Cuentos de la oficina (Racconti dell’ufficio) venne pubblicato per la prima volta nel 1925. Il suo autore nacque nel 1893 a Buenos Aires e vi morì nel 1946 per un attacco cardiaco. Fu poeta e scrittore, ma anche impiegato di banca, fondatore di riviste politiche, drammaturgo, agitatore. Trovare per lui una posizione, in un panorama letterario così rigidamente diviso, tra i protagonisti delle due correnti più note e vivaci del tempo (quelli di Boedo, quelli di Florida), è operazione complicata. Complicata dalle scelte e dallo stile letterario di Mariani, come pure dalla sua stessa personalità. Roberto Mariani, nelle poche testimonianze che possono aiutare a delinearne la figura, viene descritto come uomo timido, riservato, ma dalle idee molto precise e taglienti. I Cuentos de la oficina sono la sua opera più compiuta, ne manifestano tutta la scomodità e probabilmente individuano anche le ragioni della severa sorte letteraria che è toccata alla sua memoria, più ingiustamente che ad altre.
Partiamo dal fulcro narrativo di questa raccolta e dimentichiamo immediatamente l’eroe rivoluzionario del proletariato, o il nobile portatore dei valori nazionali. I sette racconti narrano vite sogni e disgrazie di impiegati a Buenos Aires. L’apertura è affidata a un’eccellente Ballata dell’ufficio – una lirica tutta laica e carnale – che dona voce e corpo all’azienda, alla casa, all’ufficio, ente dotato di vita propria che si fa di volta in volta ospite caverna nido culla e tomba dell’impiegato. Il resto è prosa. E la prosa di Mariani è asciutta e precisa, ironica e molte volte cinica, ma è dotata di una grande capacità descrittiva che offre sensazioni teatrali e cinematografiche; leggendo si può sentire un caldo infernale, avvertire l’odore di fumo dei caffè o quello stantio degli appartamenti, si è accecati dalle luci degli incroci e si è stanchi, come solo al venerdì sera si è stanchi. La sua grande maestria nel ricostruire ambienti e stati d’animo può essere crudele per il lettore, che a prezzo di strette allo stomaco, o preda di incontrollabili ghigni, riconosce nelle disavventure, nelle ambizioni e nelle piccolezze dei personaggi dei racconti qualcosa di noto e per niente distante. Questo senza che vi sia mai una forzatura del coinvolgimento attraverso l’uso di mezzucci narrativi. Non è infatti il realismo ciò che rende degni di nota questi racconti, Mariani di fatto preferisce fare incursione nel grottesco per risignificare il reale che descrive, e ridicolizzare gli accenti retorici in ciò che racconta: il suo richiamo al lettore è basato sulla complicità, e sulla umanità. La lente d’osservazione (e la cosa osservata) è certo una figura ambigua e insinuante, ritratta e ignorata, ma è uno strumento narrativo e critico preziosissimo, perché Mariani esercita la letteratura restando lontano dal rischio di pontificare o proporre toni moralistici rispetto a ciò che analizza.

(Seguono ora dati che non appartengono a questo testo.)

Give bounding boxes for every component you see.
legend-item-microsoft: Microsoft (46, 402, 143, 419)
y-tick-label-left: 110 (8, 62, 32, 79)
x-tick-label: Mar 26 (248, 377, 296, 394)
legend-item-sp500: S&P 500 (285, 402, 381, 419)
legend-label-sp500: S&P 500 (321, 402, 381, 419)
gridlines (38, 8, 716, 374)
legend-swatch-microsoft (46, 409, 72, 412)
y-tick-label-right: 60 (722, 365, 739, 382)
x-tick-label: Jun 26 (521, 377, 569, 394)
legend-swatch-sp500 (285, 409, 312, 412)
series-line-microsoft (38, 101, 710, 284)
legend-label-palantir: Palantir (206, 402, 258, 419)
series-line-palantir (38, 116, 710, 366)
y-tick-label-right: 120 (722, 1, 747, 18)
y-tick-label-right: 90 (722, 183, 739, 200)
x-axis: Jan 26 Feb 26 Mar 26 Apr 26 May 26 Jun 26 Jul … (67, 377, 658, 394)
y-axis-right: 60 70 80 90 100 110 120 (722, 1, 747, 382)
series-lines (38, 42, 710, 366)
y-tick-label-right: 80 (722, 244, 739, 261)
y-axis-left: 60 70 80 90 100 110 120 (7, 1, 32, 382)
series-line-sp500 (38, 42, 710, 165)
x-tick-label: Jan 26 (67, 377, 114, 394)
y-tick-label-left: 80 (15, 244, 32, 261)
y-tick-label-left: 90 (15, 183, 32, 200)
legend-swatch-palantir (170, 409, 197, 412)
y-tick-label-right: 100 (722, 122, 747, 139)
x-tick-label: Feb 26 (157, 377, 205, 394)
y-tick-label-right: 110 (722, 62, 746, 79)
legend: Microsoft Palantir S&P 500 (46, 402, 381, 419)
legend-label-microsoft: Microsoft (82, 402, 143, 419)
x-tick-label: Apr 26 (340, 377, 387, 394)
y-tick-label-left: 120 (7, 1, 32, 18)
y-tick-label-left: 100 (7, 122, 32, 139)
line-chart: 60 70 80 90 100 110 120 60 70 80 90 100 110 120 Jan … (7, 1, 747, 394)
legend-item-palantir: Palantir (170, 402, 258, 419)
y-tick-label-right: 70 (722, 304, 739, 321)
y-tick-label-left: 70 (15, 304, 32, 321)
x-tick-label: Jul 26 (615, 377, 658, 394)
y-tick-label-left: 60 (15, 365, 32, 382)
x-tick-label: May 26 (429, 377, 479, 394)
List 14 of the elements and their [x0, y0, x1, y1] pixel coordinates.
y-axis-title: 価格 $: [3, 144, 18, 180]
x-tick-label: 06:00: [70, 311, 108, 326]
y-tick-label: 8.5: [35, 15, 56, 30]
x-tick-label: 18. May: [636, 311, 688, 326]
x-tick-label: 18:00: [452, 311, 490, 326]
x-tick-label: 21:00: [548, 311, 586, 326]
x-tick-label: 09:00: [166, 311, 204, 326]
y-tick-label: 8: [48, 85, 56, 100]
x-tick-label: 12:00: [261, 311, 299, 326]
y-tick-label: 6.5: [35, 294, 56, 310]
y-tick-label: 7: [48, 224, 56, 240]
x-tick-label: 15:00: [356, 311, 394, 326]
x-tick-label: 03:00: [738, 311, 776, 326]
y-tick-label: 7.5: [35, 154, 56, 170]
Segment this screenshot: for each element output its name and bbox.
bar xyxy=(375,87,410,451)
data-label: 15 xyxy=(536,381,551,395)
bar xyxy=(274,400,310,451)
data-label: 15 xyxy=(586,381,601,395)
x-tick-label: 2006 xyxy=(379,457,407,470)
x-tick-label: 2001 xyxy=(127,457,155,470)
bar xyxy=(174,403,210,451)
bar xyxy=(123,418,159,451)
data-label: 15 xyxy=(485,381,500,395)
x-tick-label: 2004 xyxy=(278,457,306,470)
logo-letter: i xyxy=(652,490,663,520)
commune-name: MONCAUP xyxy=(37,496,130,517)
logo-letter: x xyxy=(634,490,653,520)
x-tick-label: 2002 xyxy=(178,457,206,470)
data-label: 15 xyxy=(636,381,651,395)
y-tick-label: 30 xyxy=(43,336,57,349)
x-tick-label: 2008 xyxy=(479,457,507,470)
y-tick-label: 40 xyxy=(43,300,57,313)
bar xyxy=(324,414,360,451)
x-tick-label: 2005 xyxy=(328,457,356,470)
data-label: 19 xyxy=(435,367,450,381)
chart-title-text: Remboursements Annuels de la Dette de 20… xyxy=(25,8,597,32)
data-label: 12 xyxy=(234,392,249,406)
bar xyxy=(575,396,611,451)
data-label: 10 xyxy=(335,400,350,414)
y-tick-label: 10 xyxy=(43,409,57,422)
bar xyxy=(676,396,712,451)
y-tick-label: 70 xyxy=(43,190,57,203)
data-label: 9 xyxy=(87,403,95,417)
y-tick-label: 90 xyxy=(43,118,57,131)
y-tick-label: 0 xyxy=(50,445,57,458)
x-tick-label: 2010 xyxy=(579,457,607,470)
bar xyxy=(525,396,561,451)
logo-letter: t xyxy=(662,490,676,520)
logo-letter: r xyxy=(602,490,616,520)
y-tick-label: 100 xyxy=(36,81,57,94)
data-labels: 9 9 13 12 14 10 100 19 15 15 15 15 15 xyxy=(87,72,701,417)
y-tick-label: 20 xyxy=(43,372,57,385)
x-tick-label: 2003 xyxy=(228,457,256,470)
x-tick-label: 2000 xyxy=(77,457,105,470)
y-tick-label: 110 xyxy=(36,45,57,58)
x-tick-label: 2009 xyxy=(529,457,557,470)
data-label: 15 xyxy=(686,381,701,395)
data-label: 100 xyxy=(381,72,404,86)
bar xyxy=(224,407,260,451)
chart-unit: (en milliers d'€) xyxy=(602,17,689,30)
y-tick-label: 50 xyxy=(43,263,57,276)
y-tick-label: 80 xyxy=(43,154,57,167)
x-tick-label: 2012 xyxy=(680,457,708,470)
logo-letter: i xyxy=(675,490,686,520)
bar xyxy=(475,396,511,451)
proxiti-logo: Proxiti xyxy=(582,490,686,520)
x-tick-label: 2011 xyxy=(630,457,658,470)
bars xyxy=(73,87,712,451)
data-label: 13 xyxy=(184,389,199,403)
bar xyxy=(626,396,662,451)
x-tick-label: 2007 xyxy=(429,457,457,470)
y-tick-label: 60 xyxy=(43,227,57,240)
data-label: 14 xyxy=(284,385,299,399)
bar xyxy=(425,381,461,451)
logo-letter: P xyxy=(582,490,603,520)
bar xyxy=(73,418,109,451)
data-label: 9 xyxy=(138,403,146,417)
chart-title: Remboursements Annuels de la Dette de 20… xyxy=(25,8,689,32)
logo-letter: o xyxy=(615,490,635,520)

La complessa realtà argentina d’inizio Novecento è segnata da grandi conflitti sociali e culturali: le istanze della piccola borghesia e quelle della classe proletaria, l’apporto dell’immigrazione, la coesistenza di queste realtà con l’impronta culturale e politica delle grandi famiglie rurali e industriali. I Cuentos de la oficina ne individuano e sollecitano i nervi scoperti o nascosti, e rendono Roberto Mariani uno dei più interessanti e sconosciuti rappresentanti dell’avanguardia letteraria argentina dei primi anni del Novecento.